I think there's a couple of explanations. Firstly, I'm scared. Scared of doing. Scared that it won't ever be as good in real life as it will inside my head. Scared that if an idea becomes real, people will make fun of it, or won't like it, or worse even, that I won't like it. As long as an idea is just a few atoms floating around in my brain, it doesn't really matter.
Secondly, doing and making is hard. We don't get taught to do an make in schools much beyond kindergarten stage. At least I wasn't. My education has been very verbal and written, but hardly visual and creative in the sense of creating physical objects. I think what I'm trying to say is that I don't know how to make anymore. I live in my head. Like most of us professionals do, making is what others do after I've done the thinking. Also, education doesn't stimulate failing, it stimulates success. No one gives you high marks for trying something and failing; part of making and doing is failing however. You can't do or make without occasionally failing. So I'm going through some remedial training at the moment to think more visually and to stimulate myself to fail. Better to have tried and failed, than not to have tried at all.

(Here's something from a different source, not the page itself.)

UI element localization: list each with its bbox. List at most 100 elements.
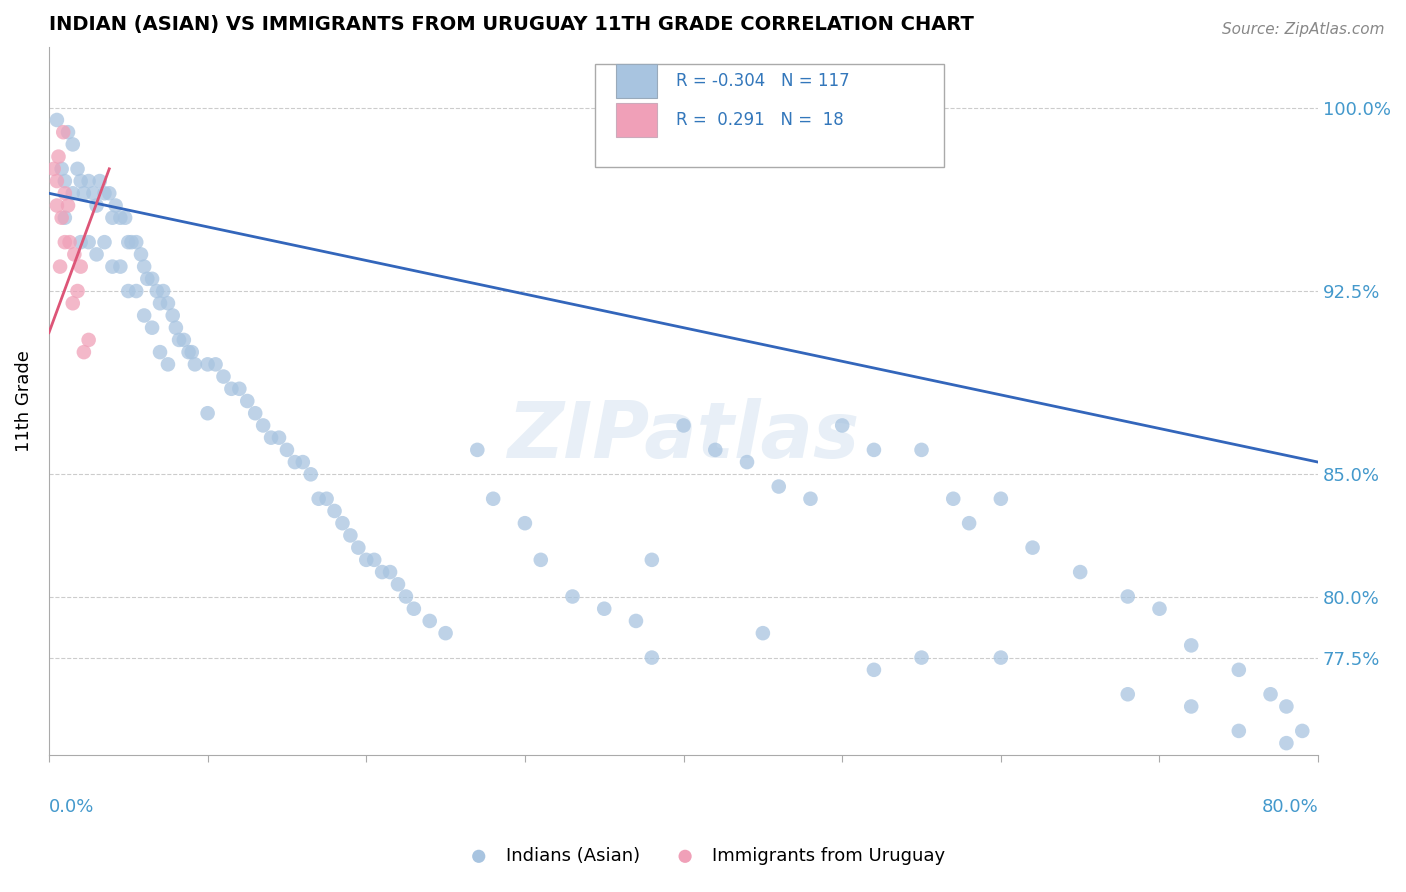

One of the reasons I love my MADS course is that it forces me to do. We get encouraged to think, and research, and to use a physical artefact in that research. I hadn't thought about this much in my first year, but now that I'm working on my final project, it's becoming something I think about more and more. How very clever and well thought out that we should use something physical to engage people in a conversation about our ideas. A physical thing makes conversation that much easier.
I was reminded of doing and making (the two for me are intimately linked) by listening to a video clip of Bruce Nussbaum interviewing Tim Brown of IDEO today, where Tim emphasizes the importance of getting thoughts in the physical realm. Make it real.
Some learning-to-do inspiration
99% conference: It's not about ideas. It's about making ideas happen. (and talking about making things happen :-)
'Things our friends have written on the Internet': Really Interesting Group and Ben's write up (happy to report I've got one of the 1,000 copies!)
Papercamp and a great write-up here.
I saw that Tim Whirledge also wrote on making ideas happen, seen from an agency perspective.
This post is dedicated to my partner in learning-to-do crime: Farhan
Wow. The most frightening things are almost always the ones worth most. Only academics are paid to think - and even then they need to do research, to do lessons and to do consulting and other things. Doing is definitely tough, but worth it in the end. jump.
Posted by: Farhan Lalji | Thursday, 12 February 2009 at 01:25 PM
Darling you may try and fail but you'll never ever be a failure, I am sure of that. I envy the fact that you have these great sparks that are more than just a few atoms whirling around, I can hardly ever get an idea into my head. Like Farhan said, JUMP!
And yes, I know that telling you to do it is easier than doing it myself.